Di solito la cessione del diritto d’autore è utilizzata dai committenti per evitare di pagare i contributi previdenzziali alla Gestione separata Inps, in quanto non previsti dalla legge. Per i giornalisti, invece, dal 2001 i contributi alla Gestione separata si pagano anche con il diritto d’autore (come puoi leggere qui), contrariamente a quanto sostengono parecchi committenti, sempre per evitare di pagare i contributi posti a loro carico (ovvero il 2% sul corrispettivo lordo di ogni prestazione).
Ad ogni modo, sia per i giornalisti sia per coloro che non lo sono, la cessione del diritto d’autore presenta un vantaggio e delle insidie.
Il vantaggio è dato dal fatto che la legge riconosce al lavoratore una deduzione forfetaria del 25% sull’imponibile lordo ai fini fiscali, giustificata come compensazione delle spese sostenute.
Una prima insidia è data dal fatto che la cessione del diritto d’autore deve risultare, per legge, da un contratto che specifichi per quale tipollogia di opere dell’ingegno è ceduto il diritto.

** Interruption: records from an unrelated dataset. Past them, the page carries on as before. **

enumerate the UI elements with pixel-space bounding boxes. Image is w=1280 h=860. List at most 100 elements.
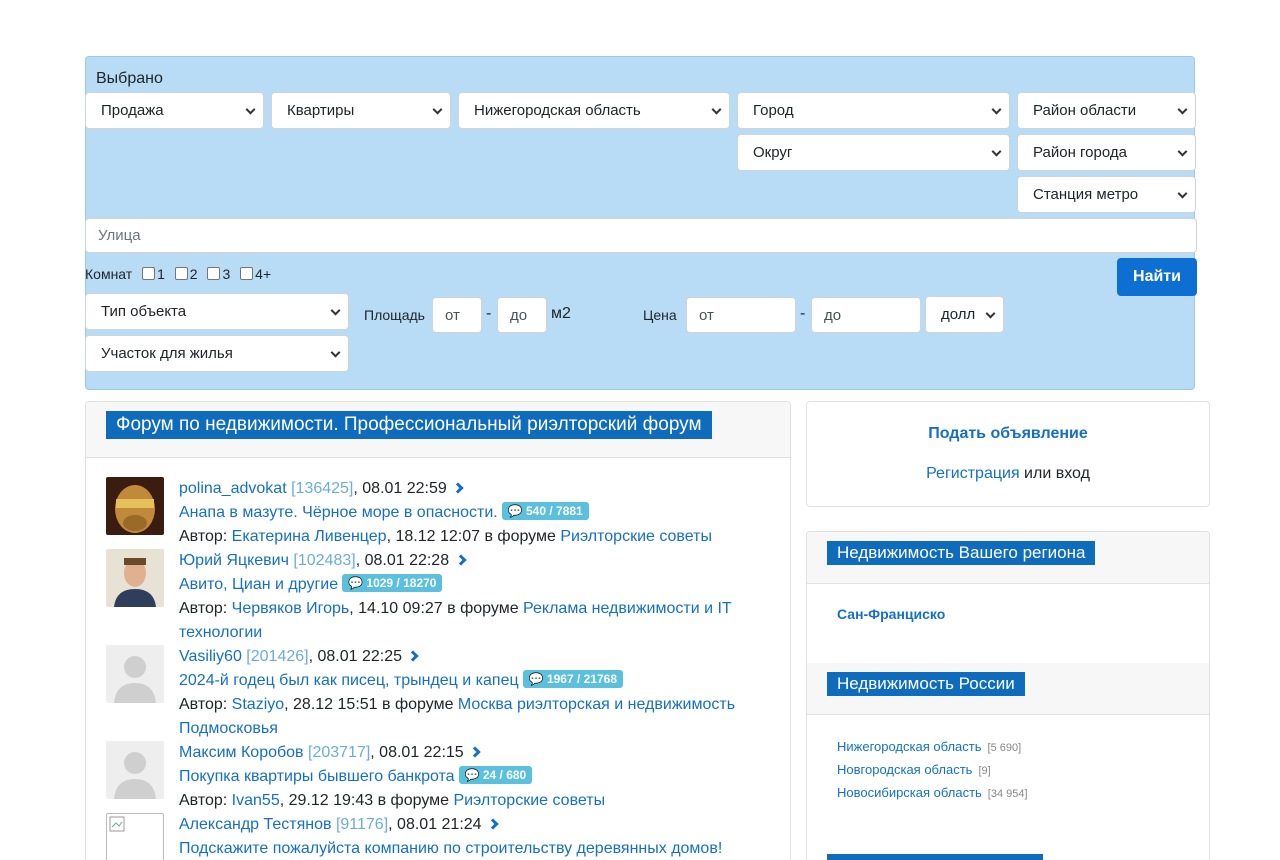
- rooms-4plus-checkbox[interactable]: [240, 267, 254, 280]
- post-user-id[interactable]: [136425]: [291, 480, 353, 497]
- chevron-down-icon: [985, 308, 996, 319]
- price-from-input[interactable]: от: [686, 297, 796, 333]
- chevron-right-icon[interactable]: [454, 554, 467, 566]
- region-count: [9]: [978, 765, 991, 777]
- post-ad-link[interactable]: Подать объявление: [807, 425, 1209, 443]
- region-name[interactable]: Новгородская область: [837, 762, 972, 777]
- stats-badge: 💬 1967 / 21768: [522, 670, 624, 688]
- chevron-right-icon[interactable]: [487, 818, 499, 830]
- avatar[interactable]: [106, 477, 164, 535]
- post-user-link[interactable]: Максим Коробов: [179, 744, 304, 761]
- metro-select[interactable]: Станция метро: [1017, 176, 1196, 213]
- region-name[interactable]: Новосибирская область: [837, 785, 982, 800]
- area-region-select[interactable]: Район области: [1017, 92, 1196, 129]
- in-forum-text: в форуме: [484, 528, 556, 545]
- author-link[interactable]: Екатерина Ливенцер: [232, 528, 387, 545]
- rooms-2-checkbox[interactable]: [174, 267, 188, 280]
- your-region-header: Недвижимость Вашего региона: [807, 532, 1209, 584]
- post-topic-link[interactable]: Покупка квартиры бывшего банкрота: [179, 768, 455, 785]
- area-city-select[interactable]: Район города: [1017, 134, 1196, 171]
- currency-select[interactable]: долл: [925, 296, 1004, 333]
- author-time: , 28.12 15:51: [284, 696, 378, 713]
- plot-type-select[interactable]: Участок для жилья: [85, 335, 349, 372]
- area-dash: -: [486, 305, 492, 322]
- price-from-placeholder: от: [699, 306, 714, 324]
- forum-section-link[interactable]: Риэлторские советы: [454, 792, 606, 809]
- forum-section-link[interactable]: Риэлторские советы: [560, 528, 712, 545]
- stats-badge: 💬 540 / 7881: [501, 502, 589, 520]
- post-user-link[interactable]: Юрий Яцкевич: [179, 552, 289, 569]
- forum-title[interactable]: Форум по недвижимости. Профессиональный …: [106, 411, 712, 439]
- property-type-select[interactable]: Квартиры: [271, 92, 451, 129]
- broken-image-icon: [109, 816, 125, 832]
- okrug-select[interactable]: Округ: [737, 134, 1010, 171]
- post-topic-link[interactable]: 2024-й годец был как писец, трындец и ка…: [179, 672, 519, 689]
- chevron-down-icon: [1177, 146, 1188, 157]
- region-link[interactable]: Новосибирская область [34 954]: [837, 785, 1028, 800]
- region-link[interactable]: Нижегородская область [5 690]: [837, 739, 1021, 754]
- post-time: , 08.01 22:25: [308, 648, 402, 665]
- author-link[interactable]: Червяков Игорь: [232, 600, 350, 617]
- stats-value: 24 / 680: [482, 768, 527, 782]
- post-user-id[interactable]: [102483]: [293, 552, 355, 569]
- avatar[interactable]: [106, 645, 164, 703]
- region-name[interactable]: Нижегородская область: [837, 739, 982, 754]
- region-select[interactable]: Нижегородская область: [458, 92, 730, 129]
- metro-select-value: Станция метро: [1033, 186, 1139, 203]
- region-link[interactable]: Новгородская область [9]: [837, 762, 991, 777]
- avatar[interactable]: [106, 813, 164, 860]
- post-topic-link[interactable]: Анапа в мазуте. Чёрное море в опасности.: [179, 504, 498, 521]
- rooms-3-checkbox[interactable]: [207, 267, 221, 280]
- price-to-input[interactable]: до: [811, 297, 921, 333]
- deal-select[interactable]: Продажа: [85, 92, 264, 129]
- author-prefix: Автор:: [179, 792, 228, 809]
- avatar[interactable]: [106, 741, 164, 799]
- rooms-3-label: 3: [222, 266, 231, 282]
- register-link[interactable]: Регистрация: [926, 465, 1020, 482]
- stats-value: 1967 / 21768: [546, 672, 618, 686]
- chevron-down-icon: [432, 104, 443, 115]
- post-user-link[interactable]: Александр Тестянов: [179, 816, 332, 833]
- selected-title: Выбрано: [96, 70, 163, 87]
- rooms-1-label: 1: [157, 266, 165, 282]
- chevron-right-icon[interactable]: [452, 482, 464, 494]
- post-time: , 08.01 22:28: [355, 552, 450, 569]
- author-link[interactable]: Ivan55: [232, 792, 280, 809]
- author-link[interactable]: Staziyo: [232, 696, 284, 713]
- post-topic-link[interactable]: Авито, Циан и другие: [179, 576, 338, 593]
- post-user-id[interactable]: [201426]: [246, 648, 308, 665]
- post-user-link[interactable]: Vasiliy60: [179, 648, 242, 665]
- street-input[interactable]: Улица: [85, 218, 1197, 253]
- street-placeholder: Улица: [98, 227, 141, 244]
- price-dash: -: [800, 305, 806, 322]
- area-from-placeholder: от: [445, 306, 460, 324]
- avatar[interactable]: [106, 549, 164, 607]
- or-login-text[interactable]: или вход: [1020, 465, 1090, 482]
- post-user-link[interactable]: polina_advokat: [179, 480, 287, 497]
- your-region-city-link[interactable]: Сан-Франциско: [837, 606, 945, 622]
- your-region-title[interactable]: Недвижимость Вашего региона: [827, 541, 1096, 565]
- post-user-id[interactable]: [91176]: [336, 816, 388, 833]
- area-to-placeholder: до: [510, 306, 528, 324]
- region-count: [5 690]: [987, 742, 1022, 754]
- forum-header: Форум по недвижимости. Профессиональный …: [86, 402, 790, 458]
- comments-icon: 💬: [507, 504, 523, 518]
- area-from-input[interactable]: от: [432, 297, 482, 333]
- author-prefix: Автор:: [179, 696, 228, 713]
- object-type-select[interactable]: Тип объекта: [85, 293, 349, 330]
- post-time: , 08.01 22:59: [353, 480, 447, 497]
- rooms-1-checkbox[interactable]: [142, 267, 156, 280]
- find-button[interactable]: Найти: [1117, 258, 1197, 296]
- russia-title[interactable]: Недвижимость России: [827, 672, 1025, 696]
- post-text: Максим Коробов [203717], 08.01 22:15 Пок…: [179, 741, 769, 813]
- rooms-group: Комнат 1 2 3 4+: [85, 266, 271, 282]
- login-box: Подать объявление Регистрация или вход: [806, 401, 1210, 507]
- chevron-right-icon[interactable]: [407, 650, 420, 662]
- chevron-right-icon[interactable]: [469, 746, 481, 758]
- deal-select-value: Продажа: [101, 102, 164, 119]
- area-region-value: Район области: [1033, 102, 1137, 119]
- area-to-input[interactable]: до: [497, 297, 547, 333]
- post-user-id[interactable]: [203717]: [308, 744, 370, 761]
- city-select[interactable]: Город: [737, 92, 1010, 129]
- post-topic-link[interactable]: Подскажите пожалуйста компанию по строит…: [179, 840, 722, 857]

In mancanza di un contratto oppure per la redazione di articoli giornalistici, nel caso di un controllo fiscale si renderebbe necessario dimostrare quindi la validità, a termini di legge, della cessione in quanto riferita a opere dell’ingegno che, come visto sopra, rappresentano una fattispecie nella quale l’Agenzia delle Entrate potrebbe ritenere non rientranti articoli nei quali la funzione di analisi e di critica del giornalista prevale.
Una seconda insidia è data dal fatto che il mancato pagamento dei contributi alla Gestione separata Inps o il versamento di quelli alla Gestione separata Inpgi posti a carico del giornalista, in misura rapportata al 10% solo sull’imponibile fiscale (escluso quindi il 25% di deduzione forfetaria) e non sul 100% del compenso corrisposto, non darà luogo ad un importo pensionistico adeguato, quando sarà il momento di interrompere l’attività lavorativa. Quindi nessuna pensione o un assegno vitalizio ancora più basso di quanto già si prevede siano basse le future pensioni.
Terza insidia, ed è questa la più immediata di tutte nel verificarsi, è la possibilità che, una volta pagata la cessione del diritto d’autore, il committente ritenga di sua proprietà l’articolo ceduto e quindi possa ripubblicarlo e/o rivenderlo senza corrispondere nulla all’autore. Oppure, in caso di grandi gruppi editoriali, può essere acquistato il diritto d’autore da una testata minore del gruppo, che paga compensi più bassi, e l’articolo può essere ripubblicato su testate più grandi, senza neanche l’identificazione dell’autore.